Secara finansial, Rasul memang hidup dalam kesahajaan. Tapi siapa sangka mereka juga ternyata merasakan kebahagiaan finansial. Karena kebahagiaan yang terakhir ini tidak ditentukan oleh jumlah harta yang dimiliki, tapi oleh perasaan qanaah (cukup) atas rizki yang Allah karuniakan.
Kesiapan Mental Spiritual
Paling sedikit ada empat persiapan yang harus dilakukan untuk membentuk keluarga sakinah mawaddah wa rahmah. Yakni persiapan ilmu menyangkut tentang bagaimana hidup sebagai istri/ibu atau sebagai suami/bapak dan bagaimana menjalani hidup bersama dalam sebuah keluarga dengan segala hak dan kewajibannya. Berikutnya adalah persiapan mental, finansial dan fisikal (kesehatan).
Empat persiapan itu perlu dilakukan oleh calon pengantin, mengingat bahwa pernikahan berarti mempertautkan dua pribadi dari dua keluarga yang sama sekali berbeda. Hidup dalam satu atap dengan pasangan barunya jelas akan membawa perubahan-perubahan yang drastis. Yang semula sendiri, kini berdua. Yang semula bebas kini terikat dengan hak dan tanggungjawab dan sebagainya.
Untuk menghadapi semua itu, diperlukan kesiapan mental. Yakni bagaimana menghadapi tekanan hidup dengan berbagai macam problematika kehidupan, kemampuan untuk menyesuaikan diri dengan pasangan dan sebagainya. Pasangan yang memiliki kesiapan mental akan dapat menjalani semua tekanan itu dengan jiwa yang tegar, sabar dan optimis.
Sebaliknya yang tidak memiliki kesiapan mental akan banyak sekali menghadapi tekanan mental. Mungkin persoalan yang dihadapi sebenarnnya biasa-biasa saja, tapi karena memang dasarnya miskin ketahanan mental, akibatnya menjadi sangat serius.
Keluarga yang normal dalam ukuran Islam adalah keluarga yang mampu mewujudkan sejumlah fungsi pokoknya, yaknsi fungsi ekonomi, fungsi sosial, fungsi edukatif, fungsi protektif, fungsi religius, fungsi rekreatif, fungsi dakwah dan fungsi afektif. Terpenuhinya seluruh hak dan kewajiban anggota keluarga (suami, istri dan anak-anak) akan membuat semua fungsi tersebut berjalan.
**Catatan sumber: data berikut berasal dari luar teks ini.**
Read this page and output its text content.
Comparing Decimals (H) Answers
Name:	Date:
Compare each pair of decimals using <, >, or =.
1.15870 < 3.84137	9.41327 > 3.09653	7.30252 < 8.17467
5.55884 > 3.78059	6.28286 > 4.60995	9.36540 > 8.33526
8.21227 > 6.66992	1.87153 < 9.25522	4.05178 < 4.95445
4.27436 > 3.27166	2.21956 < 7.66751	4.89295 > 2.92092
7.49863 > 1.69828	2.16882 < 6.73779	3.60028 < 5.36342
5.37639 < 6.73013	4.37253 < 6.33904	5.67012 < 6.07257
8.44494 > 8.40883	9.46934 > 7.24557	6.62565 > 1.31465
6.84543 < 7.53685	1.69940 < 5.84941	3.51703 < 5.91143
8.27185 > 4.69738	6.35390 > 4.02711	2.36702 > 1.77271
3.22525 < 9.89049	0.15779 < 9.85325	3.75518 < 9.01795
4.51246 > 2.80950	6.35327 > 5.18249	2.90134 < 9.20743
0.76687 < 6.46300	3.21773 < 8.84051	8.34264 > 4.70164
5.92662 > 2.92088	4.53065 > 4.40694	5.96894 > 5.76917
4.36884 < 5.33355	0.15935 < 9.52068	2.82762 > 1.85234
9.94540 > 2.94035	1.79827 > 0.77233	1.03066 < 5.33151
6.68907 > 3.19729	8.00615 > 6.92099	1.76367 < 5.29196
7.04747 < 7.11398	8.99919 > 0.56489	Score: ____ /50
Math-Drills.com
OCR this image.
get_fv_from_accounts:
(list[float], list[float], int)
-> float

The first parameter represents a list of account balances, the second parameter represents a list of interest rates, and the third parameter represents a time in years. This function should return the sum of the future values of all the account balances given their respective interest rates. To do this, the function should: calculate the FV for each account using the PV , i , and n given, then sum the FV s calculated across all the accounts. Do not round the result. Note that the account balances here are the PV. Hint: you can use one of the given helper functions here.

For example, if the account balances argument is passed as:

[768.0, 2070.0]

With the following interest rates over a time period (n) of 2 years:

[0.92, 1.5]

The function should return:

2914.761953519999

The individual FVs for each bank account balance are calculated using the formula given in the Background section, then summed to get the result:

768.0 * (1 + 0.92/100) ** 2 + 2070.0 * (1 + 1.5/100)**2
Sehingga peluang tercapainya enam kebahagiaan dalam keluarga sakinah terbuka lebar. Sebaliknya, pengabaian sebagian apalagi seluruh hak dan kewajiban anggota keluarga jelas akan menimbulkan disfungsi keluarga. Ujungnya, tak satu pun kebahagiaan bisa diraih.
Buruknya relasi suami istri acap dipicu tidak didapatkannya salah satu atau lebih dari enam kebahagiaan tersebut di atas. Seorang suami yang mengalami kesulitan memenuhi kebutuhan finansial keluarga akan memancing reaksi negatif dari sang istri. Terlebih bila tolok ukur kebahagiaan istri pada tercapainya perolehan materi.
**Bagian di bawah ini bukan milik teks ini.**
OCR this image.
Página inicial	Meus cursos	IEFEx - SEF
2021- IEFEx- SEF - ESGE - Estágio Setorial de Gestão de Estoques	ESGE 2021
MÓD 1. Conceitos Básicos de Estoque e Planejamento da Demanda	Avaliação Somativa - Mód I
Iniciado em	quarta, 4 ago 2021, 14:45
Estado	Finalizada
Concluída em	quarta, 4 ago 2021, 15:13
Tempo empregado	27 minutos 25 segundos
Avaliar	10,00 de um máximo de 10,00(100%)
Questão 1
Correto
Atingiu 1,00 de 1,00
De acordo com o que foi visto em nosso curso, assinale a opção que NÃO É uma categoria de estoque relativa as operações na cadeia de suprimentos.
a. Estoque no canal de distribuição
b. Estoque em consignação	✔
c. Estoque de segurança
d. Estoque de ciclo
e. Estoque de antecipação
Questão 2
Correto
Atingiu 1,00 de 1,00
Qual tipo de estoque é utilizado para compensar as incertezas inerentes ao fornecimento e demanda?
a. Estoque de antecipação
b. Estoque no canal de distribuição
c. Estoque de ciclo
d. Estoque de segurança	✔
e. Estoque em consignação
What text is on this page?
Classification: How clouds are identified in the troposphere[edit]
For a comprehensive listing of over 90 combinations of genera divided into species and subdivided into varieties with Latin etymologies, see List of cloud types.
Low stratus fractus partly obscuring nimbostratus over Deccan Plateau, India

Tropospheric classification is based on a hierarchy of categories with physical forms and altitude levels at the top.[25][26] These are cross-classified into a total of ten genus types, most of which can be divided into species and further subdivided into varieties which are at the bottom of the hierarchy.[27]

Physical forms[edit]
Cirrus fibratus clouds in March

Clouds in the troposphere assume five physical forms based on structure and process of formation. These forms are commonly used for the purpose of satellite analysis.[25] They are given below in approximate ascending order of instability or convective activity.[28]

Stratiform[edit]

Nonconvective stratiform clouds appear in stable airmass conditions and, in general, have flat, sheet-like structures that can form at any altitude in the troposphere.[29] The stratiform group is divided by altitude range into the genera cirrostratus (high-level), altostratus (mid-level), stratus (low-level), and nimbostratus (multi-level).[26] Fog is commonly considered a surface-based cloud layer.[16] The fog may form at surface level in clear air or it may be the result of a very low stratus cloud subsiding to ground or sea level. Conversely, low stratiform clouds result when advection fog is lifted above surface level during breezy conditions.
Begitu juga pasangan suami istri yang gagal mencapai kepuasan seksual, bergaul secara kasar, miskin pemahaman Islam, kering nuansa ibadah dan tak secuilpun terpikir perjuangan Islam, jelas akan memurukkan keluarga itu ke jurang disfungsi yang teramat fatal. Bila tidak segera teratasi, keutuhan keluarga itu akan terancam. Paling tidak kehidupan keluarga itu tidak harmonis, kering dan menggelisahkan.
(Sumber : www. Keluarga-samara.com dan Majalah Female Readers)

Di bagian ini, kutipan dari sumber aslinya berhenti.